Hospital staff and officials said that there has been an increase in the number of flu cases this year due to a longer cold spell.

But the good news is that the flu virus is less virulent this year, said provincial officials.

Five flu outbreaks have been reported across Guangdong province, two in the provincial capital of Guangzhou and one each in Shenzhen, Zhuhai and Shaoguan.

Each outbreak involves at least 15 cases a week. No one has died from these outbreaks.

But news of the flu outbreak in Hong Kong, which has claimed the lives of a seven-year-old boy and a three-year-old girl, have apparently unnerved many parents in Shenzhen.

The deaths had prompted Hong Kong to order last Wednesday a two-

week closure of all primary schools and kindergartens - the first time such a drastic move has been taken since the deadly Severe Acute Respiratory Syndrome (Sars) outbreak in 2003.

Hong Kong confirmed late last Friday that gene sequencing on flu viruses from the two victims showed that no new, deadlier flu strains have emerged. Both children have since been found to be suffering from other illnesses.

Still, a 42-year-old Shenzhen mother told The Sunday Times yesterday that she now washes her daughter's hands and toys more frequently.

'You don't know what children touch and put in their mouths,' said the woman, who wanted to be known only as Madam Chen, carrying her two-year-old daughter Yu Lixiang in her arms.

They were waiting in line at the Peking University Shenzhen Hospital for Lixiang to receive a fluid infusion.
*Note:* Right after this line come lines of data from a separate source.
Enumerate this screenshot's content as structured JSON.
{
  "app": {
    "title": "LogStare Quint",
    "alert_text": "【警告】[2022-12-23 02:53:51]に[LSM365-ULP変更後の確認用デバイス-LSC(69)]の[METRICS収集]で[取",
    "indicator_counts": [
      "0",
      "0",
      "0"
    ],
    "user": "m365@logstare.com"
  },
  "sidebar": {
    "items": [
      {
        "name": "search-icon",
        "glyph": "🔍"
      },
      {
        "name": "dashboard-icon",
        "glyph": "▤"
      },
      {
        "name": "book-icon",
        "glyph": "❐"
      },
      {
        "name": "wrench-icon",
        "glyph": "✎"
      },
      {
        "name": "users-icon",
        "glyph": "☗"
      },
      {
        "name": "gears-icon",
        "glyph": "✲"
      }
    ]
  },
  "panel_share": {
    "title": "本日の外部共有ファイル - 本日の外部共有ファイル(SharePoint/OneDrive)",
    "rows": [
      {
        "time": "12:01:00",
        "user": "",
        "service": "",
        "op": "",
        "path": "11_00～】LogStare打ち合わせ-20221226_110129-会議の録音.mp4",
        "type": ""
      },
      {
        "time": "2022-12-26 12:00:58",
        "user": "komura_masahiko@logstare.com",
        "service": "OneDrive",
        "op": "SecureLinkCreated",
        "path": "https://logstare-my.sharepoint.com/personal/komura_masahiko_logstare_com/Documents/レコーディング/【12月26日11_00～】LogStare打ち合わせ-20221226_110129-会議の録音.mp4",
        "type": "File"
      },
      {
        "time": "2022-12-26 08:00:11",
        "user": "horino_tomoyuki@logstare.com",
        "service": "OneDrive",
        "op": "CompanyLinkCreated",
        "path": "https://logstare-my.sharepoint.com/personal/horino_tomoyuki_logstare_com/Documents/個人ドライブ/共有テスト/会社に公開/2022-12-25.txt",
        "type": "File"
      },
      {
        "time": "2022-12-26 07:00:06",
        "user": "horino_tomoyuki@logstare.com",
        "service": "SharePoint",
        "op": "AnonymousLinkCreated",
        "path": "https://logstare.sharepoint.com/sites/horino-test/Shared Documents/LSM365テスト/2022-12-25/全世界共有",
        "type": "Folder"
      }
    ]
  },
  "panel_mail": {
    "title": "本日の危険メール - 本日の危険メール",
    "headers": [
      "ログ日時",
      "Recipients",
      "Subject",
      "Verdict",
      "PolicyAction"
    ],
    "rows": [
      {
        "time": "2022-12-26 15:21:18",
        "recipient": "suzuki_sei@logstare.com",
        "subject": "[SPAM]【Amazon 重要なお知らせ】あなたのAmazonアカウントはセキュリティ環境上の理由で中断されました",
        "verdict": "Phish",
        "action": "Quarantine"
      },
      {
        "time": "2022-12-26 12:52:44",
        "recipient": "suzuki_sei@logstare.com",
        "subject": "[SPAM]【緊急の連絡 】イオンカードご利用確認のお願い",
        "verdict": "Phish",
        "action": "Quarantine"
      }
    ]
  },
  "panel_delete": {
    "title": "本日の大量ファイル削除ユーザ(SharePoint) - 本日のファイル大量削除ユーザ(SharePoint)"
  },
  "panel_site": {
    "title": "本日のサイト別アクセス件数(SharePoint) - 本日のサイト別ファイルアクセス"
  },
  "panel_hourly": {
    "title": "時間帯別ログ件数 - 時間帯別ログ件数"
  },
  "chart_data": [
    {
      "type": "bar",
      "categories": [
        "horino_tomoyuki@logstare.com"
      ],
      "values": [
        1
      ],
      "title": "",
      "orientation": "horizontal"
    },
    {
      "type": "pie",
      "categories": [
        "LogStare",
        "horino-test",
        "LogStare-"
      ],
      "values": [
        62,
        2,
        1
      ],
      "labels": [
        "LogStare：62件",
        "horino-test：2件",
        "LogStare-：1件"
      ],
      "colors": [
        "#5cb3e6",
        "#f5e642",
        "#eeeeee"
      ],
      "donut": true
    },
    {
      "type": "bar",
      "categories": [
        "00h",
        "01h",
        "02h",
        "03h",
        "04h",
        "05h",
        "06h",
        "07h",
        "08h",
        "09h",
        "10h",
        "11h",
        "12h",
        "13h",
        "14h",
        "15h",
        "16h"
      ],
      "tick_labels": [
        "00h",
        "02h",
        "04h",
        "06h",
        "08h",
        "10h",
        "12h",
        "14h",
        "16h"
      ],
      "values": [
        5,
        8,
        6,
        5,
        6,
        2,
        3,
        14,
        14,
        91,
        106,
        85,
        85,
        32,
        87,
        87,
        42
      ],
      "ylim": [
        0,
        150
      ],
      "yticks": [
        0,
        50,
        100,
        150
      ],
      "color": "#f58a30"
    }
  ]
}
The toddler had been having a cough for over two weeks, her mother said.

'I am usually not that afraid of her coughing but these days, it's better to be safe than sorry, especially with all these reports from Hong Kong,' she added.

With more than eight million people crossing the Shenzhen-Hong Kong border every month, officials here have kept a close eye on the situation in Hong Kong.

It has sent health experts to the territory for joint investigations.

Across the border in Hong Kong, the spread of flu appeared to be slowing with only one new outbreak reported yesterday.

There have been 19 confirmed flu outbreaks and 880 affected people since March 6. Most of the outbreaks occurred at schools.